Kentucky school installs giant indoor slide to change culture
Two Kentucky elementary schools have started the academic year by installing large two-story indoor slides, not necessarily as play equipment but in an attempt to change the culture in the building.
In one exercise to launch the school year this past week at Bristow and Alvaton elementary schools in Warren County, students glided down the tubular slides to the cheers of classmates and were permanently assigned to teams where they will forge friendships and learn value lessons. Throughout the year, the teams will focus on attributes such as enthusiasm, adventure, and empowerment.
“We know if we get the culture right, then learning will start to take place (with) an even higher expectation for everyone. I’ve never had students come in to school as excited as they were this year. It just totally changed the culture of our school,” said Alvaton fifth grade teacher Jeremy McGinty.
Students will also earn rides on the slide for major accomplishments and for making significant contributions to the classroom.
Bristow Elementary introduced the slide when school started Wednesday and Principal Chris Stunson said there was an air of celebration among students, staff and families. Stunson said the idea came from the innovative Ron Carter Academy in Georgia which combines advanced rigor with “engaging teaching methods, and a passionate climate and culture,” according to its website.
At Bristow, kids spun a wheel and took a ride on the tubular slide.
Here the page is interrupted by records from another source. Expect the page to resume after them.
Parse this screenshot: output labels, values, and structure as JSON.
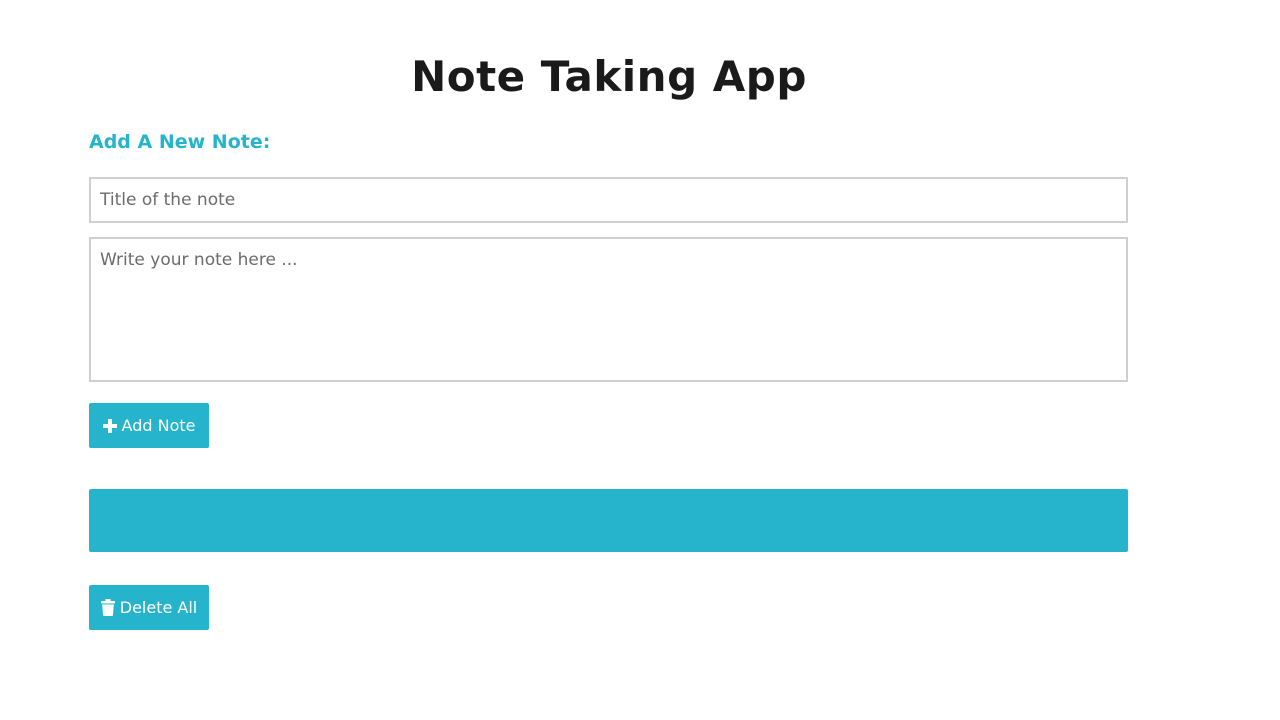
{
  "app": {
    "title": "Note Taking App"
  },
  "form": {
    "heading": "Add A New Note:",
    "title_placeholder": "Title of the note",
    "title_value": "",
    "body_placeholder": "Write your note here ...",
    "body_value": "",
    "add_button_label": "Add Note",
    "add_button_icon": "plus-icon"
  },
  "notes": {
    "items": []
  },
  "actions": {
    "delete_all_label": "Delete All",
    "delete_all_icon": "trash-icon"
  },
  "colors": {
    "accent": "#26b4cd",
    "title_text": "#1a1a1a",
    "input_border": "#cfcfcf",
    "button_text": "#ffffff"
  }
}
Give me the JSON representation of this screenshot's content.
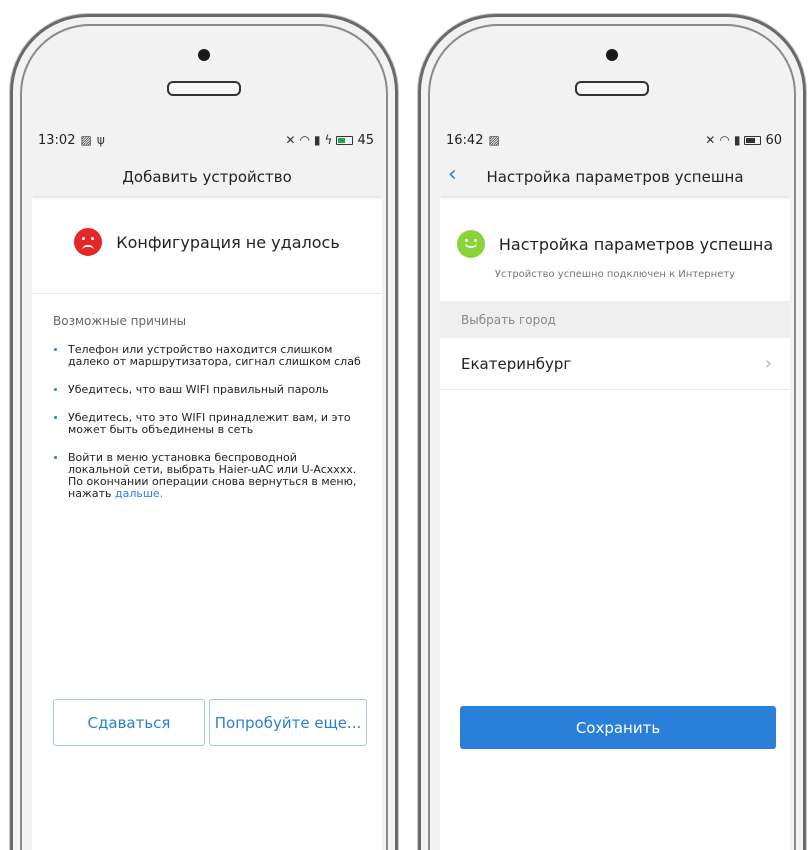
{
  "left_phone": {
    "status": {
      "time": "13:02",
      "battery": "45"
    },
    "title": "Добавить устройство",
    "result_text": "Конфигурация не удалось",
    "reasons_title": "Возможные причины",
    "reasons": [
      "Телефон или устройство находится слишком далеко от маршрутизатора, сигнал слишком слаб",
      "Убедитесь, что ваш WIFI правильный пароль",
      "Убедитесь, что это WIFI принадлежит вам, и это может быть объединены в сеть"
    ],
    "reason_last_text": "Войти в меню установка беспроводной локальной сети, выбрать Haier-uAC или U-Acxxxx. По окончании операции снова вернуться в меню, нажать ",
    "reason_last_link": "дальше.",
    "btn_giveup": "Сдаваться",
    "btn_retry": "Попробуйте еще..."
  },
  "right_phone": {
    "status": {
      "time": "16:42",
      "battery": "60"
    },
    "title": "Настройка параметров успешна",
    "result_text": "Настройка параметров успешна",
    "subtext": "Устройство успешно подключен к Интернету",
    "section_label": "Выбрать город",
    "city": "Екатеринбург",
    "btn_save": "Сохранить"
  },
  "colors": {
    "accent": "#2a7fd9",
    "error": "#e32626",
    "success": "#8ad33a",
    "battery_charging": "#1ea548"
  },
  "icons": {
    "sad_face": "sad-face-icon",
    "happy_face": "happy-face-icon",
    "back": "chevron-left-icon",
    "row_chevron": "chevron-right-icon",
    "image": "image-icon",
    "usb": "usb-icon",
    "mute": "mute-icon",
    "wifi": "wifi-icon",
    "signal": "signal-icon",
    "charging": "charging-icon",
    "battery": "battery-icon"
  }
}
When they emerged, they were assigned to teams or “houses” to give them a sense of belonging at school.
The slide is more that 14 feet long. The PTA and the school partnered to cover the $18,000 cost, Stunson said.
Students are encouraged to think as they go down the slide about their individual path to success.
“More than likely we will use it for a reward,” said Stunson. “If students go above and beyond, if they excel academically, if they meet goals, they will have the opportunity to use the slide.”
“It’s a positive incentive for the kids, “ said McGinty. “If they are on task, if they are doing positive things around the school, then they will get to go down the slide. “
Both schools will allow children to ride the slide as a treat on their birthday. Parents have even asked to ride the slide, said McGinty.
There’s at least one other indoor slide in Kentucky, in the Eminence Independence school district which installed one in 2016 as part of their effort to transform learning.
Assistant Superintendent Thom Coffee said the district placed the slide in a shared space for students in grades k-12. The spiral slide extends from a top floor to a bottom floor.
“It’s a piece of the culture of who we are,” Coffee said, “We have a belief that we call surprise and delight. It’s really about trying to create a culture that embeds fun. I think you are starting to see that in a lot of corporate environments...we are trying to bring that same mindset into a school.”